La concejala de Compromís, Vera Bou, ha advertido que “este verano debía ser el de la solución a los problemas de ruido que sufren los vecinos y vecinas, pero a día de hoy siguen sin tener ninguna garantía de que la pantalla acústica vaya a ser una realidad”. Por ello, ha señalado que “si no se cumple el compromiso adquirido por el gobierno municipal, los vecinos comenzarán a hacer ruido porque están cansados de esperar”.

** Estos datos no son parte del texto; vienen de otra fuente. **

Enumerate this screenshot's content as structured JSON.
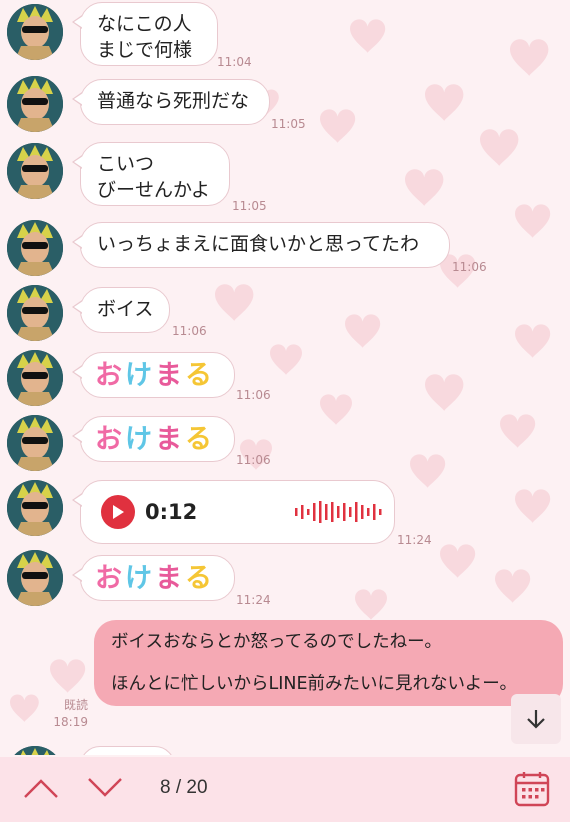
{
  "messages": [
    {
      "type": "text",
      "lines": [
        "なにこの人",
        "まじで何様"
      ],
      "time": "11:04"
    },
    {
      "type": "text",
      "lines": [
        "普通なら死刑だな"
      ],
      "time": "11:05"
    },
    {
      "type": "text",
      "lines": [
        "こいつ",
        "びーせんかよ"
      ],
      "time": "11:05"
    },
    {
      "type": "text",
      "lines": [
        "いっちょまえに面食いかと思ってたわ"
      ],
      "time": "11:06"
    },
    {
      "type": "text",
      "lines": [
        "ボイス"
      ],
      "time": "11:06"
    },
    {
      "type": "sticker",
      "chars": [
        "お",
        "け",
        "ま",
        "る"
      ],
      "time": "11:06"
    },
    {
      "type": "sticker",
      "chars": [
        "お",
        "け",
        "ま",
        "る"
      ],
      "time": "11:06"
    },
    {
      "type": "voice",
      "duration": "0:12",
      "time": "11:24"
    },
    {
      "type": "sticker",
      "chars": [
        "お",
        "け",
        "ま",
        "る"
      ],
      "time": "11:24"
    }
  ],
  "outgoing": {
    "paragraphs": [
      "ボイスおならとか怒ってるのでしたねー。",
      "ほんとに忙しいからLINE前みたいに見れないよー。"
    ],
    "read_label": "既読",
    "time": "18:19"
  },
  "search_nav": {
    "current": "8",
    "separator": "/",
    "total": "20"
  },
  "icons": {
    "scroll_down": "arrow-down-icon",
    "prev": "chevron-up-icon",
    "next": "chevron-down-icon",
    "calendar": "calendar-icon",
    "play": "play-icon"
  },
  "colors": {
    "accent": "#e0313f",
    "outgoing_bubble": "#f5a9b4",
    "bottom_bar": "#fce2e8",
    "background": "#fdf1f3"
  }
}
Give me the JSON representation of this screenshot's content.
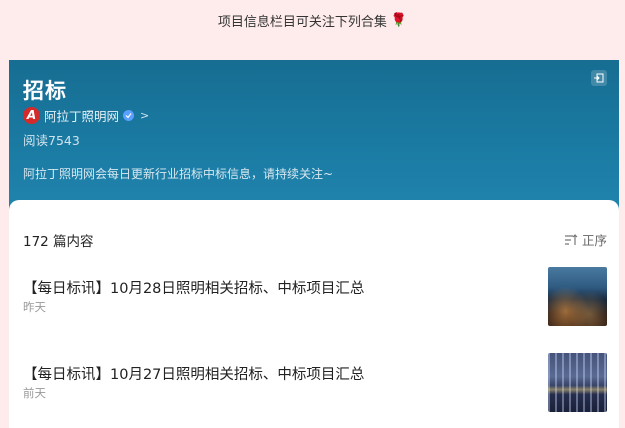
{
  "top_note": {
    "text": "项目信息栏目可关注下列合集",
    "flower_icon": "rose-icon"
  },
  "header": {
    "title": "招标",
    "account_name": "阿拉丁照明网",
    "logo_letter": "A",
    "reads": "阅读7543",
    "description": "阿拉丁照明网会每日更新行业招标中标信息，请持续关注~",
    "colors": {
      "top": "#176d92",
      "bottom": "#2084ad",
      "logo": "#d42a2a"
    }
  },
  "list": {
    "count_label": "172 篇内容",
    "sort_label": "正序",
    "articles": [
      {
        "title": "【每日标讯】10月28日照明相关招标、中标项目汇总",
        "date": "昨天"
      },
      {
        "title": "【每日标讯】10月27日照明相关招标、中标项目汇总",
        "date": "前天"
      }
    ]
  }
}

Bou ha trasladado las preocupaciones expresadas por la Asociación Vecinal Boulevard Blasco Ibáñez, que continúa reclamando información detallada sobre los eventos previstos en Refeyme. “La asociación lleva tiempo solicitando un listado de los actos programados y una comparativa con otros espacios de la ciudad, porque el gobierno municipal aseguró que no concentraría la actividad en esta zona. Sin embargo, los vecinos consideran que ese compromiso no se está cumpliendo”, ha explicado.
La concejala también ha recordado que el Ayuntamiento se comprometió a presentar a los representantes vecinales los pliegos técnicos de la licitación de la pantalla acústica antes de su publicación con el fin de consensuarlos. “Ya estamos en el mes de junio y todavía no se ha compartido ni consensuado ningún documento con el vecindario, a pesar de las promesas realizadas por el gobierno”, ha denunciado.
Para Compromís, esta situación está generando un creciente malestar entre los residentes del PAU Gumbau. “Los vecinos quieren ser escuchados y que se les trate con respeto. Han participado en reuniones, han trasladado propuestas y han esperado pacientemente, pero lo que reciben son retrasos y falta de información”, ha lamentado Bou.
Finalmente, la concejala ha advertido que la asociación vecinal estudia impulsar movilizaciones si el Ayuntamiento continúa sin dar respuestas. “Ya hemos visto en otros conflictos de la ciudad, como los relacionados con la gasolinera o con la planta, que cuando el Ayuntamiento no actúa ni escucha, el vecindario acaba organizándose. Todavía están a tiempo de cumplir su palabra y evitar llegar a esa situación”, ha concluido.